Protestants Need the Pope

By Graham Glover


We do. We really, really do. We Protestants need the papacy. We need it for our theology. We need it for our politics. We need it more than we want to admit.

And this is a good thing. (Yeah, I said it Rev. Hess, the papacy is a good thing!) For those Lutherans and other Protestants who think Pope Francis, Pope Benedict XVI, and Saints John Paul II and John XXIII are the antichrist, you should probably stop reading this post right now, because I am a Lutheran pastor who is utterly captivated by the papacy.

Let’s take Saint John Paul II. Part of me gives credit to one of our nation’s great presidents, Ronald Reagan, for the fall of the Soviet Empire. I also give credit to Lady Thatcher of Great Britain and to the inherent failure of the communist system to sustain itself. But any student of theology, history, and politics, must give enormous credit to John Paul II in bringing down this evil regime. John Paul’s role in Poland’s solidarity movement offers a textbook case in how the Church ought to involve herself with politics. It is the Gospel that changes people’s hearts. Only the freedom of the Risen Christ offers people true hope when confronted with the perils of this world. John Paul the Great preached this and his message was instrumental in freeing millions throughout the world.

Pope Francis

This same approach to politics is what draws many to Pope Francis. His way of dealing with and speaking to people is certainly different than his most of his predecessors, but the message remains the same. Francis’ language reminds me a lot of my own church’s bishop, Rev. Matthew Harrison. They both speak a lot about mercy – Christ’s mercy – and how this mercy is the foundation of the Christian faith. And both of these shepherds engage people in every station of their life, regardless of their situation or past transgressions. To the best of their sinful ability, they both model the love of Christ to others – with believers and unbelievers alike increasingly drawn to their message.
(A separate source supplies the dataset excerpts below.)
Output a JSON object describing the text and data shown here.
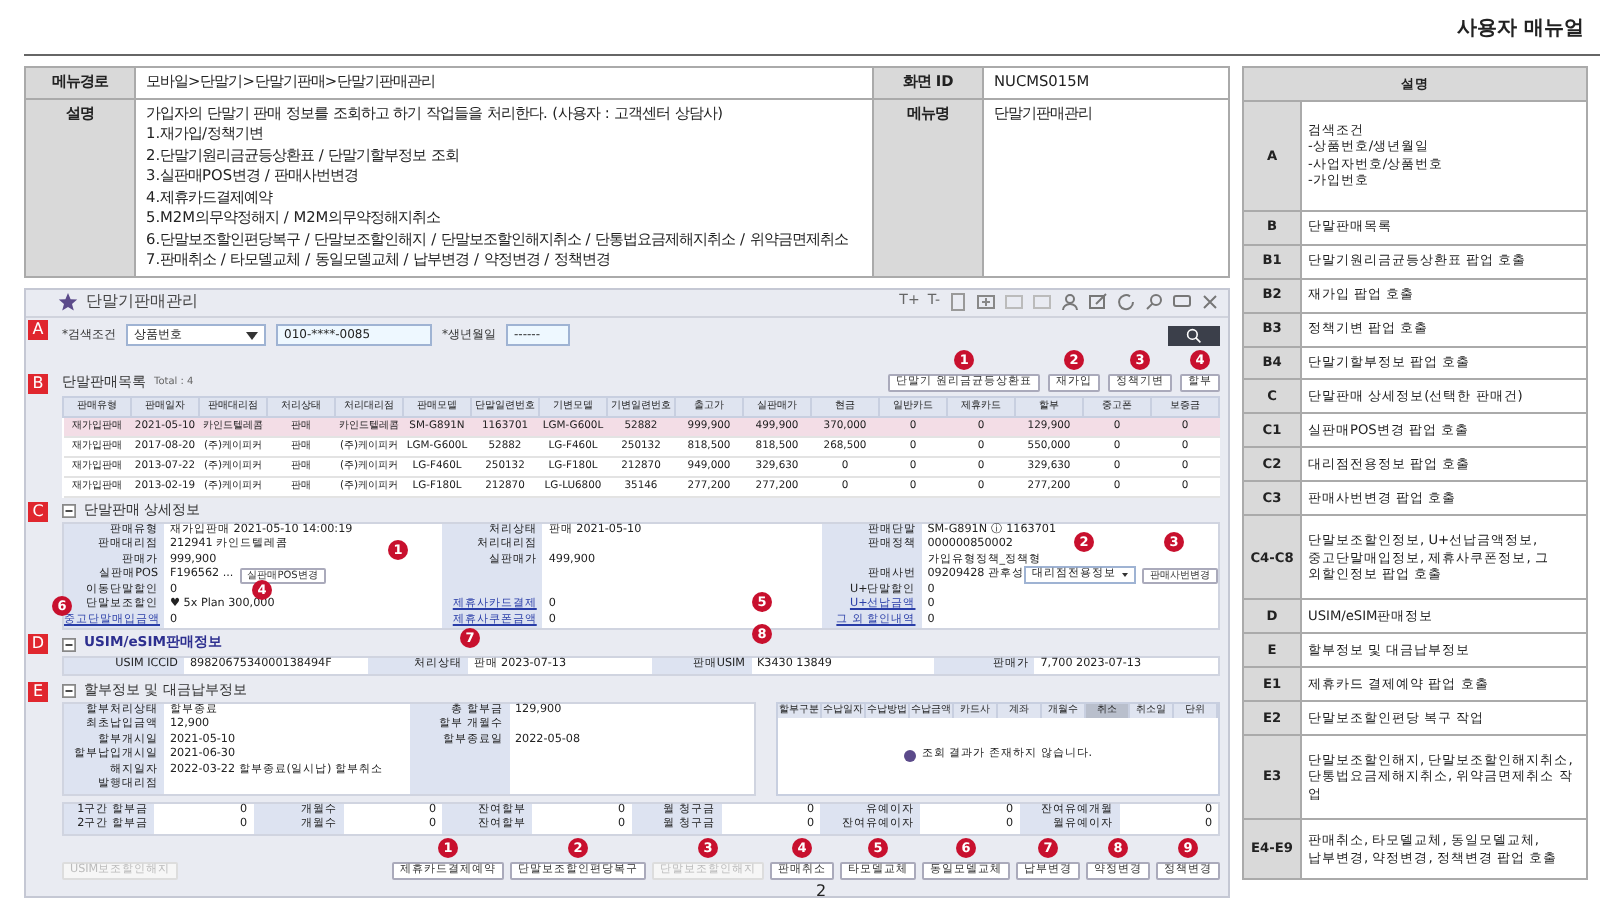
{
  "doc_title": "사용자 매뉴얼",
  "info": {
    "path_label": "메뉴경로",
    "path": "모바일>단말기>단말기판매>단말기판매관리",
    "screen_id_label": "화면 ID",
    "screen_id": "NUCMS015M",
    "desc_label": "설명",
    "desc_lines": [
      "가입자의 단말기 판매 정보를 조회하고 하기 작업들을 처리한다. (사용자 : 고객센터 상담사)",
      "1.재가입/정책기변",
      "2.단말기원리금균등상환표 / 단말기할부정보 조회",
      "3.실판매POS변경 / 판매사번변경",
      "4.제휴카드결제예약",
      "5.M2M의무약정해지 / M2M의무약정해지취소",
      "6.단말보조할인편당복구 / 단말보조할인해지 / 단말보조할인해지취소 / 단통법요금제해지취소 / 위약금면제취소",
      "7.판매취소 / 타모델교체 / 동일모델교체 / 납부변경 / 약정변경 / 정책변경"
    ],
    "menu_name_label": "메뉴명",
    "menu_name": "단말기판매관리"
  },
  "app": {
    "title": "단말기판매관리",
    "font_buttons": [
      "T+",
      "T-"
    ],
    "search": {
      "marker": "A",
      "label": "*검색조건",
      "select": "상품번호",
      "value": "010-****-0085",
      "birth_label": "*생년월일",
      "birth_value": "------"
    },
    "list": {
      "marker": "B",
      "title": "단말판매목록",
      "total": "Total : 4",
      "buttons": [
        {
          "label": "단말기 원리금균등상환표",
          "callout": "1"
        },
        {
          "label": "재가입",
          "callout": "2"
        },
        {
          "label": "정책기변",
          "callout": "3"
        },
        {
          "label": "할부",
          "callout": "4"
        }
      ],
      "columns": [
        "판매유형",
        "판매일자",
        "판매대리점",
        "처리상태",
        "처리대리점",
        "판매모델",
        "단말일련번호",
        "기변모델",
        "기변일련번호",
        "출고가",
        "실판매가",
        "현금",
        "일반카드",
        "제휴카드",
        "할부",
        "중고폰",
        "보증금"
      ],
      "rows": [
        {
          "selected": true,
          "cells": [
            "재가입판매",
            "2021-05-10",
            "카인드텔레콤",
            "판매",
            "카인드텔레콤",
            "SM-G891N",
            "1163701",
            "LGM-G600L",
            "52882",
            "999,900",
            "499,900",
            "370,000",
            "0",
            "0",
            "129,900",
            "0",
            "0"
          ]
        },
        {
          "selected": false,
          "cells": [
            "재가입판매",
            "2017-08-20",
            "(주)케이피커",
            "판매",
            "(주)케이피커",
            "LGM-G600L",
            "52882",
            "LG-F460L",
            "250132",
            "818,500",
            "818,500",
            "268,500",
            "0",
            "0",
            "550,000",
            "0",
            "0"
          ]
        },
        {
          "selected": false,
          "cells": [
            "재가입판매",
            "2013-07-22",
            "(주)케이피커",
            "판매",
            "(주)케이피커",
            "LG-F460L",
            "250132",
            "LG-F180L",
            "212870",
            "949,000",
            "329,630",
            "0",
            "0",
            "0",
            "329,630",
            "0",
            "0"
          ]
        },
        {
          "selected": false,
          "cells": [
            "재가입판매",
            "2013-02-19",
            "(주)케이피커",
            "판매",
            "(주)케이피커",
            "LG-F180L",
            "212870",
            "LG-LU6800",
            "35146",
            "277,200",
            "277,200",
            "0",
            "0",
            "0",
            "277,200",
            "0",
            "0"
          ]
        }
      ]
    },
    "detail": {
      "marker": "C",
      "title": "단말판매 상세정보",
      "callouts": [
        "1",
        "2",
        "3",
        "4",
        "5",
        "6",
        "7",
        "8"
      ],
      "rows": [
        [
          {
            "label": "판매유형",
            "value": "재가입판매 2021-05-10 14:00:19"
          },
          {
            "label": "처리상태",
            "value": "판매 2021-05-10"
          },
          {
            "label": "판매단말",
            "value": "SM-G891N ⓘ 1163701"
          }
        ],
        [
          {
            "label": "판매대리점",
            "value": "212941 카인드텔레콤"
          },
          {
            "label": "처리대리점"
          },
          {
            "label": "판매정책",
            "value": "000000850002"
          }
        ],
        [
          {
            "label": "판매가",
            "value": "999,900"
          },
          {
            "label": "실판매가",
            "value": "499,900"
          },
          {
            "value": "가입유형정책_정책형"
          }
        ],
        [
          {
            "label": "실판매POS",
            "value": "F196562 ...",
            "controls": [
              {
                "kind": "button",
                "label": "실판매POS변경"
              }
            ]
          },
          null,
          {
            "label": "판매사번",
            "value": "09209428 관후성",
            "controls": [
              {
                "kind": "select",
                "label": "대리점전용정보"
              },
              {
                "kind": "button",
                "label": "판매사번변경"
              }
            ]
          }
        ],
        [
          {
            "label": "이동단말할인",
            "value": "0"
          },
          null,
          {
            "label": "U+단말할인",
            "value": "0"
          }
        ],
        [
          {
            "label": "단말보조할인",
            "value": "♥ 5x Plan 300,000"
          },
          {
            "label": "제휴사카드결제",
            "value": "0",
            "link": true
          },
          {
            "label": "U+선납금액",
            "value": "0",
            "link": true
          }
        ],
        [
          {
            "label": "중고단말매입금액",
            "value": "0",
            "link": true
          },
          {
            "label": "제휴사쿠폰금액",
            "value": "0",
            "link": true
          },
          {
            "label": "그 외 할인내역",
            "value": "0",
            "link": true
          }
        ]
      ]
    },
    "usim": {
      "marker": "D",
      "title": "USIM/eSIM판매정보",
      "pairs": [
        {
          "label": "USIM ICCID",
          "value": "8982067534000138494F"
        },
        {
          "label": "처리상태",
          "value": "판매 2023-07-13"
        },
        {
          "label": "판매USIM",
          "value": "K3430 13849"
        },
        {
          "label": "판매가",
          "value": "7,700 2023-07-13"
        }
      ]
    },
    "install": {
      "marker": "E",
      "title": "할부정보 및 대금납부정보",
      "rows": [
        [
          {
            "label": "할부처리상태",
            "value": "할부종료"
          },
          {
            "label": "총 할부금",
            "value": "129,900"
          }
        ],
        [
          {
            "label": "최초납입금액",
            "value": "12,900"
          },
          {
            "label": "할부 개월수"
          }
        ],
        [
          {
            "label": "할부개시일",
            "value": "2021-05-10"
          },
          {
            "label": "할부종료일",
            "value": "2022-05-08"
          }
        ],
        [
          {
            "label": "할부납입개시일",
            "value": "2021-06-30"
          },
          null
        ],
        [
          {
            "label": "해지일자",
            "value": "2022-03-22  할부종료(일시납) 할부취소"
          },
          null
        ],
        [
          {
            "label": "발행대리점"
          },
          null
        ]
      ],
      "pay_columns": [
        {
          "label": "할부구분",
          "selected": false
        },
        {
          "label": "수납일자",
          "selected": false
        },
        {
          "label": "수납방법",
          "selected": false
        },
        {
          "label": "수납금액",
          "selected": false
        },
        {
          "label": "카드사",
          "selected": false
        },
        {
          "label": "계좌",
          "selected": false
        },
        {
          "label": "개월수",
          "selected": false
        },
        {
          "label": "취소",
          "selected": true
        },
        {
          "label": "취소일",
          "selected": false
        },
        {
          "label": "단위",
          "selected": false
        }
      ],
      "empty": "조회 결과가 존재하지 않습니다.",
      "sum_rows": [
        [
          {
            "label": "1구간 할부금",
            "value": "0"
          },
          {
            "label": "개월수",
            "value": "0"
          },
          {
            "label": "잔여할부",
            "value": "0"
          },
          {
            "label": "월 청구금",
            "value": "0"
          },
          {
            "label": "유예이자",
            "value": "0"
          },
          {
            "label": "잔여유예개월",
            "value": "0"
          }
        ],
        [
          {
            "label": "2구간 할부금",
            "value": "0"
          },
          {
            "label": "개월수",
            "value": "0"
          },
          {
            "label": "잔여할부",
            "value": "0"
          },
          {
            "label": "월 청구금",
            "value": "0"
          },
          {
            "label": "잔여유예이자",
            "value": "0"
          },
          {
            "label": "월유예이자",
            "value": "0"
          }
        ]
      ],
      "buttons": [
        {
          "label": "USIM보조할인해지",
          "disabled": true
        },
        {
          "label": "제휴카드결제예약",
          "disabled": false,
          "callout": "1"
        },
        {
          "label": "단말보조할인편당복구",
          "disabled": false,
          "callout": "2"
        },
        {
          "label": "단말보조할인해지",
          "disabled": true,
          "callout": "3"
        },
        {
          "label": "판매취소",
          "disabled": false,
          "callout": "4"
        },
        {
          "label": "타모델교체",
          "disabled": false,
          "callout": "5"
        },
        {
          "label": "동일모델교체",
          "disabled": false,
          "callout": "6"
        },
        {
          "label": "납부변경",
          "disabled": false,
          "callout": "7"
        },
        {
          "label": "약정변경",
          "disabled": false,
          "callout": "8"
        },
        {
          "label": "정책변경",
          "disabled": false,
          "callout": "9"
        }
      ]
    }
  },
  "legend": {
    "header": "설명",
    "rows": [
      {
        "code": "A",
        "text": "검색조건\n-상품번호/생년월일\n-사업자번호/상품번호\n-가입번호"
      },
      {
        "code": "B",
        "text": "단말판매목록"
      },
      {
        "code": "B1",
        "text": "단말기원리금균등상환표 팝업 호출"
      },
      {
        "code": "B2",
        "text": "재가입 팝업 호출"
      },
      {
        "code": "B3",
        "text": "정책기변 팝업 호출"
      },
      {
        "code": "B4",
        "text": "단말기할부정보 팝업 호출"
      },
      {
        "code": "C",
        "text": "단말판매 상세정보(선택한 판매건)"
      },
      {
        "code": "C1",
        "text": "실판매POS변경 팝업 호출"
      },
      {
        "code": "C2",
        "text": "대리점전용정보 팝업 호출"
      },
      {
        "code": "C3",
        "text": "판매사번변경 팝업 호출"
      },
      {
        "code": "C4-C8",
        "text": "단말보조할인정보, U+선납금액정보,\n중고단말매입정보, 제휴사쿠폰정보, 그\n외할인정보 팝업 호출"
      },
      {
        "code": "D",
        "text": "USIM/eSIM판매정보"
      },
      {
        "code": "E",
        "text": "할부정보 및 대금납부정보"
      },
      {
        "code": "E1",
        "text": "제휴카드 결제예약 팝업 호출"
      },
      {
        "code": "E2",
        "text": "단말보조할인편당 복구 작업"
      },
      {
        "code": "E3",
        "text": "단말보조할인해지, 단말보조할인해지취소,\n단통법요금제해지취소, 위약금면제취소 작업"
      },
      {
        "code": "E4-E9",
        "text": "판매취소, 타모델교체, 동일모델교체,\n납부변경, 약정변경, 정책변경 팝업 호출"
      }
    ]
  },
  "page_number": "2"
}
Then there is my favorite pope, Benedict XVI.

A Bavarian who understands Lutheranism more than any of those who preceded him as Bishop of Rome, I am absolutely convinced that history will regard this man as one of the foremost intellectual giants of Christendom.

I would put him on par with Thomas Aquinas. He’s that good. Probably better. His writings cover a great deal and never disappoint. I think he is most solid on the Liturgy. But we Protestants should also love him for his insight into the greatest evil today’s world knows, “The Dictatorship of Relativism”. Benedict understands how deceptively threatening relativism is to our world and challenges us all to confront it head on, with the Law of God to be sure, but even more with the Gospel of Jesus Christ.


Saint John XXIII was a pope I did not know. But Protestants, this is your guy. Remember that reformation our ecclesial forefathers wrought? You know, the movement that called for the Mass to be said in one’s native tongue? Or the one that called for the Eucharist to be celebrated in both kinds? Or what about its renewed focus on the Holy Scriptures and plea for religious liberty? John XXIII did this remarkable thing in calling the Second Vatican Council. And it was there that Rome made many of the reforms the Protestant Reformation called on her to address. I know, Rome is not perfect. But neither are any of our denominations. Pope John XXIII though did more to advance the cause of Christian unity than anyone prior to his pontificate.

You may not want to admit that Protestantism needs the papacy, but it does. Try as we do, there is no other individual – no other institution – that represents Christianity like the pope. Our theological disagreements with Roman Catholicism are wide and varied, and should continually and heartily be addressed with our separated brethren. But this much remains, we need the pope. We need what his office offers the world. Our own ecclesial traditions are defined by him (largely in protest), but they are and ever will remain shaped by him. Disagree when you must. But acknowledge the goodness that the Bishop of Rome offers to us all.